On Saturday, the Washington Post revealed further details on a scheme investing in the pending deaths of terminally ill patients which attracted the capital of Virginia Democratic gubernatorial candidate Terry McAuliffe.
Earlier this month, Breitbart News reported that McAuliffe admitted he was a “passive investor” in an investment fund organized by his friend and donor, Joseph Caramadre, that preyed on terminally ill patients. Caramadre’s fund would pay terminally ill patients a small amount of cash before their death and, at the same time, would purchase life insurance policies on them. When the patient died, Caramadre and his investors reaped huge profits from the dead patient’s death benefits.
Caramadre was convicted in 2012 of stealing the identities of some of the terminally ill patients for whom he purchased life insurance policies, making his investment fund the beneficiary without their knowledge. McAuliffe and the other investors have stated they were unaware of this aspect of Caramadre’s business conduct, and no legal authority currently doubts those statements.
Nonetheless, even the liberal Washington Post finds the legal aspects of the scheme of which McAuliffe and the other investors were aware morally questionable. “The ghoulish quality of that investment could add to the impression–created by his long history of controversial business and political schemes–that McAuliffe is an unscrupulous dealmaker,” Post reporter Laura Vozella wrote.
The Post story revealed several new pieces of information about the McAuliffe-Caramadre scandal.
According to the McAuliffe campaign, he invested $33,000 in the Caramadre fund and received $80,000 back in return, a $47,000 profit. Documents submitted in Caramadre’s trial by federal authorities indicated that McAuliffe’s profit was actually $80,000, or $33,000 more than he claimed.
When news of his investment in Caramadre’s scheme broke two weeks ago, McAuliffe promised to donate a total of $74,000 that he claims he obtained from his involvement with Caramadre to charity. In addition to the $47,000 profit he now claims he made, McAuliffe received a $27,000 donation to his 2009 gubernatorial campaign from Caramadre.
Though the McAuliffe campaign initially refused to disclose when he first invested in Caramadre’s “ghoulish” fund, the Post reports that McAuliffe invested with Caramadre “in late 2006 in a deal struck just two months before [a] 44-year-old mechanic died of cancer.” Under the deal terms, Caramadre’s fund paid the mechanic $5,000. The Post article suggests that McAuliffe’s profit on the death of the mechanic was $47,000. However, it is unclear if that $47,000 refers to McAuliffe’s overall profit from investing in Caramadre’s fund or his specific profit from funding the deal that paid the mechanic $5,000.

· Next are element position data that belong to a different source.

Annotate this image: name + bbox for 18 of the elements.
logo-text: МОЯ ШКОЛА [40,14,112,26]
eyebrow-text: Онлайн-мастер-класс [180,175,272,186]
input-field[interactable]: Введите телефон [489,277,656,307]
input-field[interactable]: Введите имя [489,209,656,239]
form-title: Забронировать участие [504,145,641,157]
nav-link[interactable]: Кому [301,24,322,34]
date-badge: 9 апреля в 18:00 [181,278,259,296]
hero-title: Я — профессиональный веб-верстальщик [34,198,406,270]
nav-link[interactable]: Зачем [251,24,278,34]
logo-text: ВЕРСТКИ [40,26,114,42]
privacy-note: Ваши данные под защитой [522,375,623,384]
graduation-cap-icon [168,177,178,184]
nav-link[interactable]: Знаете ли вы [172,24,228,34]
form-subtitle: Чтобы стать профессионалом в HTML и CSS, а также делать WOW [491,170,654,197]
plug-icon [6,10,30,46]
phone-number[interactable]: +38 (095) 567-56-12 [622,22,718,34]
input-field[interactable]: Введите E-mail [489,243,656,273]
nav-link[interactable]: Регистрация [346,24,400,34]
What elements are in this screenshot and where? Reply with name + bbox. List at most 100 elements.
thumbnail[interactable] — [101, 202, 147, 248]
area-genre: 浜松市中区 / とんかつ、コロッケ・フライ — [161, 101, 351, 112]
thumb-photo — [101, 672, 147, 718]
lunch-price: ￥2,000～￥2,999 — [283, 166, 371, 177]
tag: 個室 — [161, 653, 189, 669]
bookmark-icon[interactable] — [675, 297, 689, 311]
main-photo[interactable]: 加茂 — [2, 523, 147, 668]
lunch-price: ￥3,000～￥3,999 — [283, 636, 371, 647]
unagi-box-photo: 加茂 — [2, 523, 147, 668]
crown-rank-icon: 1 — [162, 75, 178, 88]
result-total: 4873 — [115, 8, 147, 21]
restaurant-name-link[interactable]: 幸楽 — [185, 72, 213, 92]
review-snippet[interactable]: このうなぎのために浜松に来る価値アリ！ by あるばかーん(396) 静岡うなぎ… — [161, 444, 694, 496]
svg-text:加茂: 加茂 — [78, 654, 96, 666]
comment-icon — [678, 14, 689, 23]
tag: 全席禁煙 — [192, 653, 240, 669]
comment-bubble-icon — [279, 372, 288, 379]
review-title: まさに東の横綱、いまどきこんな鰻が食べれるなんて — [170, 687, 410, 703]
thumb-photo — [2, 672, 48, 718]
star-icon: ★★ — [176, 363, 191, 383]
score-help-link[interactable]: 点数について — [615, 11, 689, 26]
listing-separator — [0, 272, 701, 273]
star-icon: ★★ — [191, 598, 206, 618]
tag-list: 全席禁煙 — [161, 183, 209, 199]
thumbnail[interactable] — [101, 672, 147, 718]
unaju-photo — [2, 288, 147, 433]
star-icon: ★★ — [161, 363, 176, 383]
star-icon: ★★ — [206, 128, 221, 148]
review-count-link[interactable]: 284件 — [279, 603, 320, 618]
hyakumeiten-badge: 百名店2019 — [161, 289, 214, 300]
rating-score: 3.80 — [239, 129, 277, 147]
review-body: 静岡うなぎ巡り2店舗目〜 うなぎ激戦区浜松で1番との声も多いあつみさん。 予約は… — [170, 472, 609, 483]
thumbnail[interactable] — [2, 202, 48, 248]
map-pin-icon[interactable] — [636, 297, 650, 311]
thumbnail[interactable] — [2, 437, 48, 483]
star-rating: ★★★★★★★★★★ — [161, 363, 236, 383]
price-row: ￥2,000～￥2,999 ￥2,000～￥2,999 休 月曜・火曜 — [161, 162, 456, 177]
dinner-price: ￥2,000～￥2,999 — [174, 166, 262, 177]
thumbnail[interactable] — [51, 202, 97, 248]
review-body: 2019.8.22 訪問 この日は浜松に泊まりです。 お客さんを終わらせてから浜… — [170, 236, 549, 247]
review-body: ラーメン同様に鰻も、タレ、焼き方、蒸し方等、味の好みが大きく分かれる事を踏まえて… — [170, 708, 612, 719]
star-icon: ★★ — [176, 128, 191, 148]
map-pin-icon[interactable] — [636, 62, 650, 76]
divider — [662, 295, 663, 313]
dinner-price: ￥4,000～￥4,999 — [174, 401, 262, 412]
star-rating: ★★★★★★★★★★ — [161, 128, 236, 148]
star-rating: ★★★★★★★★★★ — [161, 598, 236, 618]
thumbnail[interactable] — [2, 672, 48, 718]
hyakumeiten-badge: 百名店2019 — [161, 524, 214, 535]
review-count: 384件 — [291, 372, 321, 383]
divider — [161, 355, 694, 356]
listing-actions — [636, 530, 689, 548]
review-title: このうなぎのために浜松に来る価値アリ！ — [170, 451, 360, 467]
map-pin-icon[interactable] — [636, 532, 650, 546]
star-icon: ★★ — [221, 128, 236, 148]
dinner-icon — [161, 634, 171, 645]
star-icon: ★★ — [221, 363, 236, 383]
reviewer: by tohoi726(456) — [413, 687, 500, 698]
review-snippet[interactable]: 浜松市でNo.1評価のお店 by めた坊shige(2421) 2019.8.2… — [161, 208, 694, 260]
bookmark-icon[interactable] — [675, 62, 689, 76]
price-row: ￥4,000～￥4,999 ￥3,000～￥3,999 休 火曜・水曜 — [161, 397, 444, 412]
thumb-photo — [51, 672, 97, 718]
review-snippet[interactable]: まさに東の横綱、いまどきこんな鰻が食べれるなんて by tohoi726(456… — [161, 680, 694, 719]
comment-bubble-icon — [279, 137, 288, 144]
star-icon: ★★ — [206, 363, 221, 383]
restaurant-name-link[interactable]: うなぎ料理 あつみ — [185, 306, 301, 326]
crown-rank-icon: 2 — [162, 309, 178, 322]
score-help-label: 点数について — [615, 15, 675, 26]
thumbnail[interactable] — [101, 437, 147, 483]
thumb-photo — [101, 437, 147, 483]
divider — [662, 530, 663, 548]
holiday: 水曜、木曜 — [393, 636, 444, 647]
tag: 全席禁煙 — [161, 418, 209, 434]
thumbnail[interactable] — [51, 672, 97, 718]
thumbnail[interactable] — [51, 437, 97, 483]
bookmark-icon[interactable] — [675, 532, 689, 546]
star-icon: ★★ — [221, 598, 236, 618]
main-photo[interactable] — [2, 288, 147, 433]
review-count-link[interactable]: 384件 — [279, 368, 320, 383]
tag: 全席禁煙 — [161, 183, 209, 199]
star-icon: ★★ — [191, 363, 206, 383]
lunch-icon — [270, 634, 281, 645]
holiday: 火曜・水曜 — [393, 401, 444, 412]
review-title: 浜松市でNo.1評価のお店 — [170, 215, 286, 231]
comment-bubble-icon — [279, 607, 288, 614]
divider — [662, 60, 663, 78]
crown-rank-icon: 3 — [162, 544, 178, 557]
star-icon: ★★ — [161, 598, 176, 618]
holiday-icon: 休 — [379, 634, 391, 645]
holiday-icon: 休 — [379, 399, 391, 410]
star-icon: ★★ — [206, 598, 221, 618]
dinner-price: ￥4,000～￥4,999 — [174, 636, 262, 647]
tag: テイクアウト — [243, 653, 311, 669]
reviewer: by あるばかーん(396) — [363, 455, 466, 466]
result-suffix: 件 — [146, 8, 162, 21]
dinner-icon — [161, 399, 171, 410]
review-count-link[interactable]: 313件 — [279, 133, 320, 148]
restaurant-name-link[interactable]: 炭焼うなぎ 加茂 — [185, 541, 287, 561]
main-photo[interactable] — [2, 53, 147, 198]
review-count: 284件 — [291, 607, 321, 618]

It is unclear whether McAuliffe knew that his investment in Caramadre’s fund benefited from the death of this particular 44-year old mechanic. The Post, however, reports that “at least some investors knew that they were betting on the lives of specific, dying individuals, according to two of them.” One fellow investor, Robert G. Flanders, admitted that “[t]here was certainly full disclosure to my law firm when we chose to invest in this.”
Representatives of the Caramadre fund delivered the benefits to the terminally ill patients who signed deals with them in envelopes filled with cash. “You think about it, it makes you sick to your stomach that human beings can prey on somebody else’s illness,” the sister of the mechanic who received $5,000 in cash from Caramadre’s representative two months before he died told the Post.
According to the Post, “[s]omeone working for Caramadre went to the mechanic’s house in early November 2006, when he was confined to his bed, rising with assistance only to use the bathroom, the sister said. He signed some papers and got an envelope filled with cash, the sister said.”
The Post also reported that McAuliffe failed to reveal his investment in Caramadre’s fund in his 2009 financial disclosures when he ran for governor of Virginia the first time. “His campaign said that was on the advice of his attorney, Joseph Sandler, former staff counsel for the DNC,” according to the Post.
Breitbart News has asked the McAuliffe campaign to explain the basis on which Sandler provided this advice, but as of the time of the publication of this story, had not received a response.